Leider sei durch eine kleine Unaufmerksamkeit die Vase umgefallen und das Wasser hätte die Fransen etwas verfilzt. Meine Frage, ob die Vermisste erwähnt hätte, an besagtem Tag noch andere Verpflichtungen zu haben, wurde verneint. Mrs. McMurphy hätte sich diesbezüglich nicht geäußert oder es sei in Vergessenheit geraten.

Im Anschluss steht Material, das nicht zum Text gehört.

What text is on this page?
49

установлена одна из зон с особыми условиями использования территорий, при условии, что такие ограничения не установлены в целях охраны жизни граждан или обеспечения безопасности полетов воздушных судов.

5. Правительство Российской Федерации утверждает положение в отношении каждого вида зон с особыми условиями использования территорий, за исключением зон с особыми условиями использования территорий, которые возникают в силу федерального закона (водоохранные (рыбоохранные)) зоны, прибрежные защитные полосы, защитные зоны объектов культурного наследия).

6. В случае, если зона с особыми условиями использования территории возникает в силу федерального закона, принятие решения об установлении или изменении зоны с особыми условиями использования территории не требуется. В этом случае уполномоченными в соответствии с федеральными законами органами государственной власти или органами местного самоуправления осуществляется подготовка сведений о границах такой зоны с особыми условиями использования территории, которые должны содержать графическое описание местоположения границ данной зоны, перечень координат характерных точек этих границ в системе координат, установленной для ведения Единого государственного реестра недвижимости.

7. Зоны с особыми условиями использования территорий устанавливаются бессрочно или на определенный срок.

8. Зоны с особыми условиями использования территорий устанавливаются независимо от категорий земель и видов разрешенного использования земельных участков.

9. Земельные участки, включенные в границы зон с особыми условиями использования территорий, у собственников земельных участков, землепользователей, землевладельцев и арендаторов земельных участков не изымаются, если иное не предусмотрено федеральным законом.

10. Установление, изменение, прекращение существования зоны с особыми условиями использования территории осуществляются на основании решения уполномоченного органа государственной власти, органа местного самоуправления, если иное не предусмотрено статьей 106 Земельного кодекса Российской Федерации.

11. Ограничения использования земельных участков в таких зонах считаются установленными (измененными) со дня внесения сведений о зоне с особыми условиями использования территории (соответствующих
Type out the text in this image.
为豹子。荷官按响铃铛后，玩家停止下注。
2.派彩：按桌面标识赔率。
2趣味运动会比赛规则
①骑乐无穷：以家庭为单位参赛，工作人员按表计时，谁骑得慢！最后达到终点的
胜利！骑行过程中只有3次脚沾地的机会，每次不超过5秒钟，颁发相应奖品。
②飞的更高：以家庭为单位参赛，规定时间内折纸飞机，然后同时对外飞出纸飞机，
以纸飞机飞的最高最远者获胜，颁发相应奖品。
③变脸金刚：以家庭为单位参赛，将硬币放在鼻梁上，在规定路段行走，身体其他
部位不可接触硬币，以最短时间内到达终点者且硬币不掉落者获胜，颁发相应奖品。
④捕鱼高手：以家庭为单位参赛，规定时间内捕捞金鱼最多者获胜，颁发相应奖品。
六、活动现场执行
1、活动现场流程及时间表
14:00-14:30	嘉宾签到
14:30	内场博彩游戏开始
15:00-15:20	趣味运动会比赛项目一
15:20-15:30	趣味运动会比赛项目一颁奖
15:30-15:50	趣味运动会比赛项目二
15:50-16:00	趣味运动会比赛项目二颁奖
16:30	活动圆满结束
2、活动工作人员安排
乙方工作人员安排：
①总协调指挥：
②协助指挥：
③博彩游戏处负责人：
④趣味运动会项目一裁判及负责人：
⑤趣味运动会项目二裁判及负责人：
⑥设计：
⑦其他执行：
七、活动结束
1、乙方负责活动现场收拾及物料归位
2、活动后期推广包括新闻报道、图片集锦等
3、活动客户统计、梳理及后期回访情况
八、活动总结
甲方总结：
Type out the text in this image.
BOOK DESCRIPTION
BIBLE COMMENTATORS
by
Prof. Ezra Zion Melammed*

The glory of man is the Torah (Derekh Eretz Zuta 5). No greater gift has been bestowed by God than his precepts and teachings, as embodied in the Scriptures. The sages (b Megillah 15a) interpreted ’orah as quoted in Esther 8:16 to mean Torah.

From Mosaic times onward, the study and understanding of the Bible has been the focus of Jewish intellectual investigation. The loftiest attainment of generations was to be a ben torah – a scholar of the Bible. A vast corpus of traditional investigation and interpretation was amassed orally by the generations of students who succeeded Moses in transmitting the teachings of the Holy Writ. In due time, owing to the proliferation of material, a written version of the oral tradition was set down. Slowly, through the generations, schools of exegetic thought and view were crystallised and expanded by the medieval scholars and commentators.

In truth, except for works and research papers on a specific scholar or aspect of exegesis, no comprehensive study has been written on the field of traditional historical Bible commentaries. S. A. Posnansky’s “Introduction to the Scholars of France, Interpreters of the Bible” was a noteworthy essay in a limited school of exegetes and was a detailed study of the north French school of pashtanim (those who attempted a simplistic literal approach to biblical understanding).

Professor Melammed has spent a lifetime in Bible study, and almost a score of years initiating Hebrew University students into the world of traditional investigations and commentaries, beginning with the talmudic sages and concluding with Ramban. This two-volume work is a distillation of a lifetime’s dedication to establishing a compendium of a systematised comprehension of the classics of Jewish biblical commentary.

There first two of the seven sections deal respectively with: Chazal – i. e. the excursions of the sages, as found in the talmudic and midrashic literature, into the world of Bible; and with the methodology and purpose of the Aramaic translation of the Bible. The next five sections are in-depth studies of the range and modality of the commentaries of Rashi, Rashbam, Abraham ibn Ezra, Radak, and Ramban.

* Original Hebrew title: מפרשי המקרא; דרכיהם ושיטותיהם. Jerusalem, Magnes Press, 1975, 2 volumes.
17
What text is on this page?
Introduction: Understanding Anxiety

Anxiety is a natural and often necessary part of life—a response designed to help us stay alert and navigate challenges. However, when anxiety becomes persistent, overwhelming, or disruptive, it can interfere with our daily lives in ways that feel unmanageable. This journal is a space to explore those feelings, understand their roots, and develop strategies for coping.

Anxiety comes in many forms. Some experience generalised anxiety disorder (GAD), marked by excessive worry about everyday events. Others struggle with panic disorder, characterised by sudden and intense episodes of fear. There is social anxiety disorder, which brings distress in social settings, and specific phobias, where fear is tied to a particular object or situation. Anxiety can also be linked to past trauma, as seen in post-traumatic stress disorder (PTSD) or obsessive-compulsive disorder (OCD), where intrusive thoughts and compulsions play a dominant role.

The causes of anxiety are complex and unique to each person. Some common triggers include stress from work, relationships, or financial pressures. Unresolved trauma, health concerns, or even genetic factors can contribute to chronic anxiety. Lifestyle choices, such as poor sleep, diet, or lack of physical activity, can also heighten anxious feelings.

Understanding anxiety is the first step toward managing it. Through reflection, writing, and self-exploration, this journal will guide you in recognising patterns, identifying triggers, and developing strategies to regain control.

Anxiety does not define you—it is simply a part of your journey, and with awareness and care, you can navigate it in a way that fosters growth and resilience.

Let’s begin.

So zogen wir weiter, ließen die Dame in ihrem Hauch von Rosenwasser mit ihrer Unsicherheit, die ihr deutlich zu Gesicht gestanden hatte, zurück, um auch noch den Fahrer aus dem Atelier ausfindig zu machen.
Ich hatte mich umgesehen in dem Stück von ihrem Reich, in das sie uns blicken ließ. In der Halle, in der uns die Hausherrin empfangen hatte, legte man Wert auf sorgfältig ineinander abgestimmte Wohnaccessoires. Ein reinlicher und weibischer Haushalt, durch und durch.
Ich wusste nicht, ob Watson dasselbe darüber dachte. Aber einmal mehr war ich froh darum, dass er es war, der mit mir die Wohnräume teilte.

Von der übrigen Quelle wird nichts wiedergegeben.